The maximum score for the survey was 100. A score of 50 was acceptable for many persons. However, persons of Polish descent had to score 55, Greeks 65, Italians 75 and Jewish people 85.  There were no ratings for Negroes or Orientals. This prospective resident assessment surprised many Grosse Pointers themselves when it was exposed by State Attorney General Paul Adams in 1960. By that time it had been secretly used for 15 years. Many residents did not realize they had entered the community under such scrutiny.

June 5, 1960 New York Times, Section 8, page 1 column 5. / Time Magazine, April 25, 1960 volume 75 page 25. 

Fire hydrants, fire zones & various forms of no parking areas are implemented to keep people from outside the neighborhood to park & take walks. The same use of fire hydrants is used to block off streets (i.e.: Grayton & Mack). The use of one-way streets, dead-end streets, turnabouts & cul-de-sacs not only direct traffic but also are exclusive to the surrounding communities. 

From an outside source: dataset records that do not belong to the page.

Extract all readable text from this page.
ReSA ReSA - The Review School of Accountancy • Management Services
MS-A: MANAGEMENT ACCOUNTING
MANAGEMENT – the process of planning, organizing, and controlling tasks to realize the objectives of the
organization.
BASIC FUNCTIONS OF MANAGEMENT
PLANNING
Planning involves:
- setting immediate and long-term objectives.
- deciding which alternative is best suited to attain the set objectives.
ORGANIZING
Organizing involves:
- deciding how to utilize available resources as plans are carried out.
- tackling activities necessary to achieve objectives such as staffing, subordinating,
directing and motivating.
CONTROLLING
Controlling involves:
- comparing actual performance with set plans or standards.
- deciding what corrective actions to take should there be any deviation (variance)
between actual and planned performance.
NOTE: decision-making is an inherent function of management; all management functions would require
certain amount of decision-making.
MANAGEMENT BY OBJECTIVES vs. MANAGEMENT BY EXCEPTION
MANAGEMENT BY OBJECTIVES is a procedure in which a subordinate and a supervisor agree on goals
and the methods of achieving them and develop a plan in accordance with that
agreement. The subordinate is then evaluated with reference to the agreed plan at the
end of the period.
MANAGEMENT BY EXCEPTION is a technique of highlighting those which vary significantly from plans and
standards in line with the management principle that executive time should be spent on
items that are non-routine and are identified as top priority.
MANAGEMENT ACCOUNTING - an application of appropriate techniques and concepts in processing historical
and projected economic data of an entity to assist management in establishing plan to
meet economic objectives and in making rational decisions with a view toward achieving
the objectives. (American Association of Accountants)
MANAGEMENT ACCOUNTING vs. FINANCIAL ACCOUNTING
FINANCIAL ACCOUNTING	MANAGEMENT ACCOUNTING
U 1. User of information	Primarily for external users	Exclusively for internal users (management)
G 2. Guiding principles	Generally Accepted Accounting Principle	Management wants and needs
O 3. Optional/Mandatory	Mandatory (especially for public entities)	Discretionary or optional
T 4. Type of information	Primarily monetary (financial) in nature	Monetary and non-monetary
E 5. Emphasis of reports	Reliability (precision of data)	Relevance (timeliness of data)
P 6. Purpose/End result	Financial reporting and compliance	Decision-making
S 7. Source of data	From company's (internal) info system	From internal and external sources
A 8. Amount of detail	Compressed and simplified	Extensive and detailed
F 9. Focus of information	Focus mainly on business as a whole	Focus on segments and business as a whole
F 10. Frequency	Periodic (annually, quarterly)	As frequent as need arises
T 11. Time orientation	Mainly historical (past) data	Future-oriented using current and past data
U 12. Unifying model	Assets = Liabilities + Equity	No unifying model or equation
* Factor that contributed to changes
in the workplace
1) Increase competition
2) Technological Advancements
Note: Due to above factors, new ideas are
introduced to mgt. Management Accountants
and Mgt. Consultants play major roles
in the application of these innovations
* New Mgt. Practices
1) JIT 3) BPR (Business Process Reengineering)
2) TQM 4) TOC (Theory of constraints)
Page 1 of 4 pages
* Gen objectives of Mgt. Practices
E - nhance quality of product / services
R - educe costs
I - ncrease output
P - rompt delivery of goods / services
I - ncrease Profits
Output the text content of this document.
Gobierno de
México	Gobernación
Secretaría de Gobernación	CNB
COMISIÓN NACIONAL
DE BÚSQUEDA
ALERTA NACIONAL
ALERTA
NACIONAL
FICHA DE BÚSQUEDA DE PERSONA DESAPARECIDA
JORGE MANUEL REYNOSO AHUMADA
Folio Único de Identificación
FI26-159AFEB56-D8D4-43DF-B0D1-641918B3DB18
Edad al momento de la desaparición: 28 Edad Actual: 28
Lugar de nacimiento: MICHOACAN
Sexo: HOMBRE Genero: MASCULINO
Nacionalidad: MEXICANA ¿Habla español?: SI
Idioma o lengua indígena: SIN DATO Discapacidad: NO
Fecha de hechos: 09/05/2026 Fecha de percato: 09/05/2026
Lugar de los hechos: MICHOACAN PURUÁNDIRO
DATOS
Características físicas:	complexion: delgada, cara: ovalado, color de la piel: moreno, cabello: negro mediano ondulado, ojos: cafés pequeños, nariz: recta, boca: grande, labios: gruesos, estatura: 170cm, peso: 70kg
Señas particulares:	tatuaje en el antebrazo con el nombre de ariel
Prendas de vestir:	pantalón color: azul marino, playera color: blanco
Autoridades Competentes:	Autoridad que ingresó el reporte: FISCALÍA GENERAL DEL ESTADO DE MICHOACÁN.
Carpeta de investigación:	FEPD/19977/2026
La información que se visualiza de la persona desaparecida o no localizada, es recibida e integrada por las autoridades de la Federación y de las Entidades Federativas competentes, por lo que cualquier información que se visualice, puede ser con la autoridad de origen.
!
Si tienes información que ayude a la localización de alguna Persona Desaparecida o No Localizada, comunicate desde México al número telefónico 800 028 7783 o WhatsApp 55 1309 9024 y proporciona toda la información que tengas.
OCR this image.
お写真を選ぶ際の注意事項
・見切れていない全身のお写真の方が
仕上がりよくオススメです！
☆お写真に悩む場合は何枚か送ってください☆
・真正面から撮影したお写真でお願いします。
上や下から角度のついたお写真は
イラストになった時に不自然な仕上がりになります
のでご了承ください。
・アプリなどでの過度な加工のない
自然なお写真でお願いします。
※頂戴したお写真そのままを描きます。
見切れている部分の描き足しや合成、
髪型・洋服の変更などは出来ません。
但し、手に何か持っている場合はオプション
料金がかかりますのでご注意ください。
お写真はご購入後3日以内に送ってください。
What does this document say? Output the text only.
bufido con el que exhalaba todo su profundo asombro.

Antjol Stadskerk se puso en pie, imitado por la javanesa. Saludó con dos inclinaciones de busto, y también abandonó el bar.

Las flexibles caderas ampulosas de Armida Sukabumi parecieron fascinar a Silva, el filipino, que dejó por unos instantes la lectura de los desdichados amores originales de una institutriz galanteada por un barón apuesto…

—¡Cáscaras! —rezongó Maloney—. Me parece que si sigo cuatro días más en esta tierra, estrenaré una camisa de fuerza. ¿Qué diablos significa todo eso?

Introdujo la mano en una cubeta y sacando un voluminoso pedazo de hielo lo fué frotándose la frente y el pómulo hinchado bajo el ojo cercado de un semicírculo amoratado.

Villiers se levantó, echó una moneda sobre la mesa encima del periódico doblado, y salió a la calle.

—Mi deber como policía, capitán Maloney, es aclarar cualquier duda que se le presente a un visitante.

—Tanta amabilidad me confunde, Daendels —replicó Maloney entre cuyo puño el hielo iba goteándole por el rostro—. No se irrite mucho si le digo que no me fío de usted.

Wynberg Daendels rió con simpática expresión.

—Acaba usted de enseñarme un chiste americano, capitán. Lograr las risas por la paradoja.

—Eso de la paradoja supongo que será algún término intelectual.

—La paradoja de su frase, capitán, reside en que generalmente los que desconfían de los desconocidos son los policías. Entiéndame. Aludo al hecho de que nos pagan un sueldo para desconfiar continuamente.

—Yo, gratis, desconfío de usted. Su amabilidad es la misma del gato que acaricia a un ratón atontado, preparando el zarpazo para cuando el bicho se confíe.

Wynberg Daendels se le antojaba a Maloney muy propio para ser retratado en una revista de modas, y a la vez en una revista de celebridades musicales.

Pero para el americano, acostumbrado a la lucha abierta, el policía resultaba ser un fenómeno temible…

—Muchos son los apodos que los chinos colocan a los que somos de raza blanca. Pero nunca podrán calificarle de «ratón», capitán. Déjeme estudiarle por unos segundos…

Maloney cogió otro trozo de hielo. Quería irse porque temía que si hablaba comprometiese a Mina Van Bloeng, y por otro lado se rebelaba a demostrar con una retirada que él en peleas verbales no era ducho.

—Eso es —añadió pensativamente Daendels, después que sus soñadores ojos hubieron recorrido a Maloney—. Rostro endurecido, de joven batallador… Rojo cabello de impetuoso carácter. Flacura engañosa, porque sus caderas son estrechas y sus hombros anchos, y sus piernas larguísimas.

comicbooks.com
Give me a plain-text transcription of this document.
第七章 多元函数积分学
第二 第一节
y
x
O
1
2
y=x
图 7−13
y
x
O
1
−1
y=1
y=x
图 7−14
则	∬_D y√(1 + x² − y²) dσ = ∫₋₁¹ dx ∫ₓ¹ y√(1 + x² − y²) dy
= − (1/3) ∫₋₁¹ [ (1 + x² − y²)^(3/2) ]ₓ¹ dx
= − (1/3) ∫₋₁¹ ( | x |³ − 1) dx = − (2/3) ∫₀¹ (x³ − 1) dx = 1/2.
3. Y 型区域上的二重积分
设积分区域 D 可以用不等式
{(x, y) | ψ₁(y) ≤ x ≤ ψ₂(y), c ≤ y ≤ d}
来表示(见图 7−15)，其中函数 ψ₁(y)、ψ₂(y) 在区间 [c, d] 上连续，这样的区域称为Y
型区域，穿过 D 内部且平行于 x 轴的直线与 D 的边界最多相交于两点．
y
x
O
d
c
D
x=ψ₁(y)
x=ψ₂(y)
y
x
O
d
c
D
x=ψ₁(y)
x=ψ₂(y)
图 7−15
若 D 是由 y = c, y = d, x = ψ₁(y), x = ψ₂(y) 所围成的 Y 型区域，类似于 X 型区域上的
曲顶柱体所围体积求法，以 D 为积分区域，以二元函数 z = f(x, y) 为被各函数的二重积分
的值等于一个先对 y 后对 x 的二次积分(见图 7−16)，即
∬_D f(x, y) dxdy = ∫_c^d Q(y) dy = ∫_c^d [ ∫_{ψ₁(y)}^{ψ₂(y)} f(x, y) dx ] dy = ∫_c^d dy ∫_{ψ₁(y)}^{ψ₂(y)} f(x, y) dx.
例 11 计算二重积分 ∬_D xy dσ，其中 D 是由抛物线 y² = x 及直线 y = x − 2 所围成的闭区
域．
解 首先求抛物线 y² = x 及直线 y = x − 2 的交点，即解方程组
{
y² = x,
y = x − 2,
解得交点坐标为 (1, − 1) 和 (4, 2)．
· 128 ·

Restrictive covenants, excluding African Americans from white areas, that began as private agreements but then were adopted as explicit public policy. Also known as Deed Restrictions (below).



Also known as racial covenants, this was a powerful instrument of segregation used in American cities before the 1968 Fair Housing Act. The wording in these Deeds were blatant, baring people who were not of the specific white race from owning property. Often the restrictions would be a mandatory stipulation of the lender, in order to grant the developer money.

Racial steering refers to the illegal practice whereby real estate brokers guide prospective homebuyers towards or away from certain neighborhoods based on their race.


Community parks and Library passes are given to residents only. The passes come with numerous restrictions such as guest, noise, pet and attire. 


Restrictive land use and building codes in cities limit housing construction (and therefore housing supply), leading to increased costs, worse affordability problems, and deepened inequality in urban centers. *Richard Florida / CityLab

Examples of Zoning: Density Restrictions, Open Space, Supply, Height, Historical, Commercial / Residential / Mixed use and so on. Delaying approval, policy and complicating the process aids in manipulating land use.